M14 and A375 cells were stained with Annexin V–fluorescein isothiocyanate (FITC) and propidium iodide (PI). Flow cytometry was utilized for the detection of cell apoptosis, according to the manufacturer’s protocol. Following treatment, the cells were collected via centrifugation. The cell pellets obtained from centrifugation were suspended in 500 μl of binding buffer, then 5 μl of Annexin V-FITC and 5 μl of a PI solution were applied prior to incubation at room temperature for 15 min. A FACSCalibur instrument was used to measure Annexin V and PI staining by flow cytometry, and data analysis was performed via FlowJo software.
Cell transwell and invasion assays
Prior to beginning the experiment, the coating buffer (consisting of 0.01M Tris pH 8.0, 0.7% NaCl and filtered by 0.2 μm sterile filter unit) was prepared. Any pipets, syringes, or containers that could come into contact with the Matrigel were chilled prior to use. Overnight, the Matrigel Matrix aliquot was thawed on ice at 4 °C, then it was diluted with serum-free 1640 medium at a ratio of 1:6. A total of 100 μl was applied to each permeable support well of the 24-well plate prior to incubation at 37 °C for 4 hours. Without disturbing the layer of Matrigel, we carefully removed the permeable support membrane and added 100 ul and 600 ul of serum-free 1640 medium, respectively, to the inside and outside. Next, we incubated the membrane at 37 °C for 30 minutes. At this point, the coated invasion chambers were ready for use. The procedure for the transwell experiment was similar to the invasion experiment, but a cubicle wasn’t required for Matrigel processing, and the number of cells was 5000.
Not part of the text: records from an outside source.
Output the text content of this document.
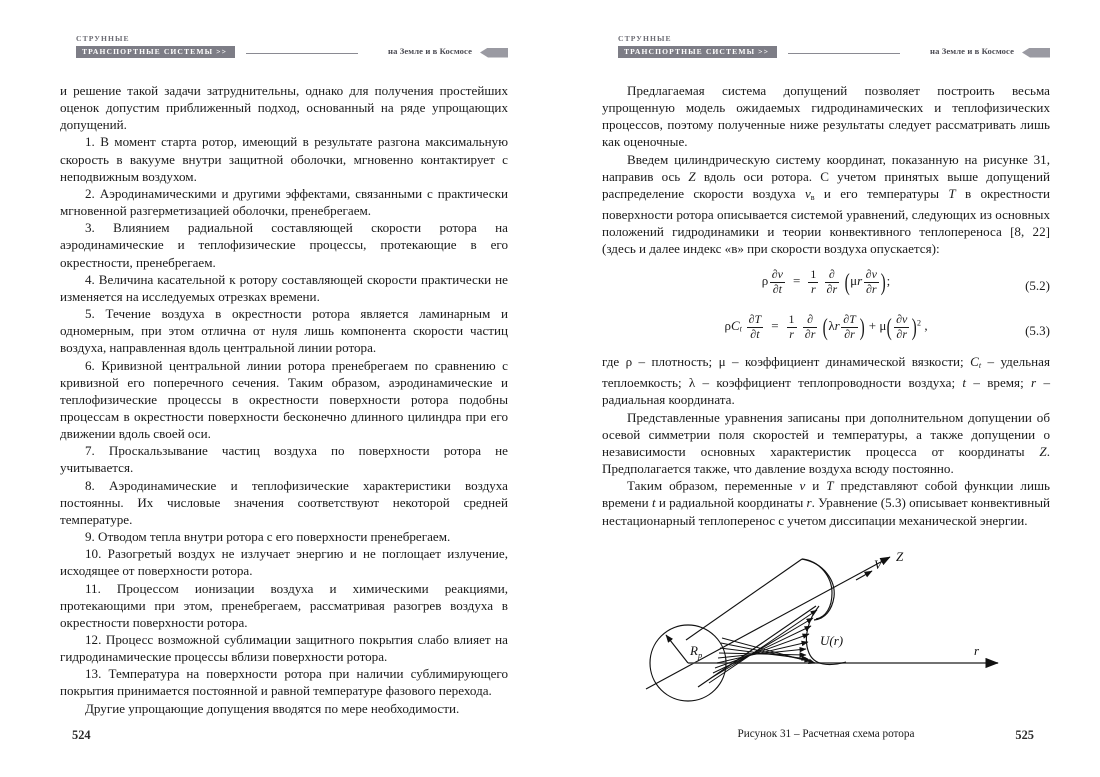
СТРУННЫЕ
ТРАНСПОРТНЫЕ СИСТЕМЫ >>	на Земле и в Космосе

и решение такой задачи затруднительны, однако для получения простейших оценок допустим приближенный подход, основанный на ряде упрощающих допущений.

1. В момент старта ротор, имеющий в результате разгона максимальную скорость в вакууме внутри защитной оболочки, мгновенно контактирует с неподвижным воздухом.

2. Аэродинамическими и другими эффектами, связанными с практически мгновенной разгерметизацией оболочки, пренебрегаем.

3. Влиянием радиальной составляющей скорости ротора на аэродинамические и теплофизические процессы, протекающие в его окрестности, пренебрегаем.

4. Величина касательной к ротору составляющей скорости практически не изменяется на исследуемых отрезках времени.

5. Течение воздуха в окрестности ротора является ламинарным и одномерным, при этом отлична от нуля лишь компонента скорости частиц воздуха, направленная вдоль центральной линии ротора.

6. Кривизной центральной линии ротора пренебрегаем по сравнению с кривизной его поперечного сечения. Таким образом, аэродинамические и теплофизические процессы в окрестности поверхности ротора подобны процессам в окрестности поверхности бесконечно длинного цилиндра при его движении вдоль своей оси.

7. Проскальзывание частиц воздуха по поверхности ротора не учитывается.

8. Аэродинамические и теплофизические характеристики воздуха постоянны. Их числовые значения соответствуют некоторой средней температуре.

9. Отводом тепла внутри ротора с его поверхности пренебрегаем.

10. Разогретый воздух не излучает энергию и не поглощает излучение, исходящее от поверхности ротора.

11. Процессом ионизации воздуха и химическими реакциями, протекающими при этом, пренебрегаем, рассматривая разогрев воздуха в окрестности поверхности ротора.

12. Процесс возможной сублимации защитного покрытия слабо влияет на гидродинамические процессы вблизи поверхности ротора.

13. Температура на поверхности ротора при наличии сублимирующего покрытия принимается постоянной и равной температуре фазового перехода.

Другие упрощающие допущения вводятся по мере необходимости.

524
СТРУННЫЕ
ТРАНСПОРТНЫЕ СИСТЕМЫ >>	на Земле и в Космосе

Предлагаемая система допущений позволяет построить весьма упрощенную модель ожидаемых гидродинамических и теплофизических процессов, поэтому полученные ниже результаты следует рассматривать лишь как оценочные.

Введем цилиндрическую систему координат, показанную на рисунке 31, направив ось Z вдоль оси ротора. С учетом принятых выше допущений распределение скорости воздуха $v_в$ и его температуры T в окрестности поверхности ротора описывается системой уравнений, следующих из основных положений гидродинамики и теории конвективного теплопереноса [8, 22] (здесь и далее индекс «в» при скорости воздуха опускается):

ρ $\frac{\partial v}{\partial t} = \frac{1}{r}$
$\frac{\partial}{\partial r} (\mu r \frac{\partial v}{\partial r}$ );	(5.2)
$\rho C_t \frac{\partial T}{\partial t} = \frac{1}{r}$
$\frac{\partial}{\partial r} (\lambda r \frac{\partial T}{\partial r}$ ) + $\mu( \frac{\partial v}{\partial r} )^2$ ,	(5.3)

где ρ – плотность; μ – коэффициент динамической вязкости; $C_t$ – удельная теплоемкость; λ – коэффициент теплопроводности воздуха; t – время; r – радиальная координата.

Представленные уравнения записаны при дополнительном допущении об осевой симметрии поля скоростей и температуры, а также допущении о независимости основных характеристик процесса от координаты Z. Предполагается также, что давление воздуха всюду постоянно.

Таким образом, переменные v и T представляют собой функции лишь времени t и радиальной координаты r. Уравнение (5.3) описывает конвективный нестационарный теплоперенос с учетом диссипации механической энергии.

Z
V
r
$R_р$
U(r)
Рисунок 31 – Расчетная схема ротора	525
Skin cancer tissue Microarray was purchased from Shanghai Outdo Biotech Co.,Ltd. (Shanghai, China).
Protein expression was detected using IHC and analyzed based on previous descriptions . The representative pictures were taken with a microscope (OPTIKA B-150, ITALY). Image Pro Plus6.0 (Media Cybernetics) was used for the protein expression analysis of five random fields each sample.
In vivo xenograft study
Six-week old male nude mice (Male C57BL/6 and BALB/c Nude mice) received subcutaneous injections of A375 cells (2X 106). After one week, nude mice with palpable xenografts were randomly assigned to two groups. Vehicle (DMSO) was used as treatment for one group, while UNC0642 (5 mg/kg) was used for the other group via intraperitoneal (i.p.) injection every other day. A caliper was used to measure tumor volumes, which were calculated as length X width2/2. At the end of the experiment, the mice were euthanized, and the tumors were weighed and processed for further analysis.
Statistical analysis was performed via SPSS 18.0 software, and the results were denoted as plus or minus standard deviation (SD). This is indicated in the legend of the figure. The data was obtained from three separate experiments. Student’s t-test was used to compare pairs of interest. P<0.05 was considered statistically significant.
Conflicts of Interest
The authors declare no potential conflicts of interest.
This study was supported by the Shandong Provincial Natural Science Foundation, China (No. ZR2017MH074, ZR2018MC008), The National Natural Science Foundation of China (No. 81971088), the China Postdoctoral Science Foundation (CPSF) (No. 2014M550370, 2015T80740), The Innovation Project of Shandong Academy of Medical Sciences, and Academic promotion programme of Shandong First Medical University (No. 2019QL024).